Trump’s economic defense
In a 100-minute-long address to Congress, Trump yesterday defended his economic plans and called for a wide range of tax cuts and spending reductions, while also repeating the administration’s intention—on national security grounds—to slap a 25% tariff on imports of aluminium, steel, and, importantly, copper. HG copper futures traded in New York surged over 5% after Trump suggested imports of the metal would also be subject to the high tariff—a move that, if implemented, would drive the premium in the New York markets well above the international price references in London and Shanghai. The initial response saw HG copper futures jump to trade at a 10% premium to prices on the London Metal Exchange (LME), before arbitrage activity saw traders step in to take advantage of the wide and potentially premature spike.f
While the US president has already signed an executive order to impose that levy on aluminium and steel from 12 March, the copper market may have seen a premature reaction, in the sense that an investigation carried out under Section 232 of the Trade Expansion Act normally takes months to be completed. This means the impact on prices will take longer to be felt than what is currently being priced in.
Tariff impact on metals
“In today’s trading, we have seen the cash-to-futures spread in silver widen again as traders take note of surging copper prices in New York, especially given the still-unresolved question of whether silver will also be impacted by tariffs. Gold, meanwhile, has stabilised following a massive transfer that has seen COMEX exchange-monitored stocks surge to levels last seen during the 2021 Covid-19 disruption to transatlantic flows,” remarked Ole Hansen, head of Commodity Strategy, Saxo Bank, to Economy Middle East.
“We maintain our long-held bullish outlook for copper, given the energy transition that will lead to surging demand for power—particularly towards electric vehicles (EVs), data centres, and cooling, as temperatures rise across the world. However, in this context, we view current price levels as non-representative of current supply and demand fundamentals, merely reflecting the need to shift metals around the world to avoid tariffs. Inadvertently, in the short term, this may have a slightly negative impact on the overall global demand outlook,” said Hansen.
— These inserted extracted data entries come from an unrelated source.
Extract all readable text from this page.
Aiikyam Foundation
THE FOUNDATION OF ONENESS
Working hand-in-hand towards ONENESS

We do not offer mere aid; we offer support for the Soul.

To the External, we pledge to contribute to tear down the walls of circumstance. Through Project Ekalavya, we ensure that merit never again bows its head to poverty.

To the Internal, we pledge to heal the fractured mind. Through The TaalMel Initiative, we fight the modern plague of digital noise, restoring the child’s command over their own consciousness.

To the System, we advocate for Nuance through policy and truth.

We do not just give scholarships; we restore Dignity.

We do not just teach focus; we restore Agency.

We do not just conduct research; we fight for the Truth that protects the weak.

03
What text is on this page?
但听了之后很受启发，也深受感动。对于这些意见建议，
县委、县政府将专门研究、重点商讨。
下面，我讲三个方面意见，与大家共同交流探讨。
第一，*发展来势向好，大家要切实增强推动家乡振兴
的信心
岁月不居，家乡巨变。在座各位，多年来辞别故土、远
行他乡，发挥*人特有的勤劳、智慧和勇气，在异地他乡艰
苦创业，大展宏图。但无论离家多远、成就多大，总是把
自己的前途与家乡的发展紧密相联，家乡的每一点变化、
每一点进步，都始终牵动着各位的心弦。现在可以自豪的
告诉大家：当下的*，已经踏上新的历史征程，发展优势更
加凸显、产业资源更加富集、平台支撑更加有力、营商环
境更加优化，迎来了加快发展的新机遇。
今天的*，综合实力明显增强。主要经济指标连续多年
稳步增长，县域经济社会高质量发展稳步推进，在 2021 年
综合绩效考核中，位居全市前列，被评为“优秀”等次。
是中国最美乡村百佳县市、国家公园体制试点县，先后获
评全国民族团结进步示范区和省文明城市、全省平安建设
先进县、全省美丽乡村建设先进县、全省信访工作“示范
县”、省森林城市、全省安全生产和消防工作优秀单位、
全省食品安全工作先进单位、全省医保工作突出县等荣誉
Hansen further noted, “Looking ahead, and until the level of tariff becomes official, the US copper market will likely exhibit a greater level of volatility—some of which will filter through to London—as the worldwide hunt for copper that can be shipped to the US before any tariffs are imposed will support prices. The LME exchange will experience a draw on inventories, which is already being reflected in the spot-to-three-month spread. Following a long period of ample supply, the spread traded at a wide contango—an expression of a well-supplied market—but has now tightened to flat for the first time in 18 months.”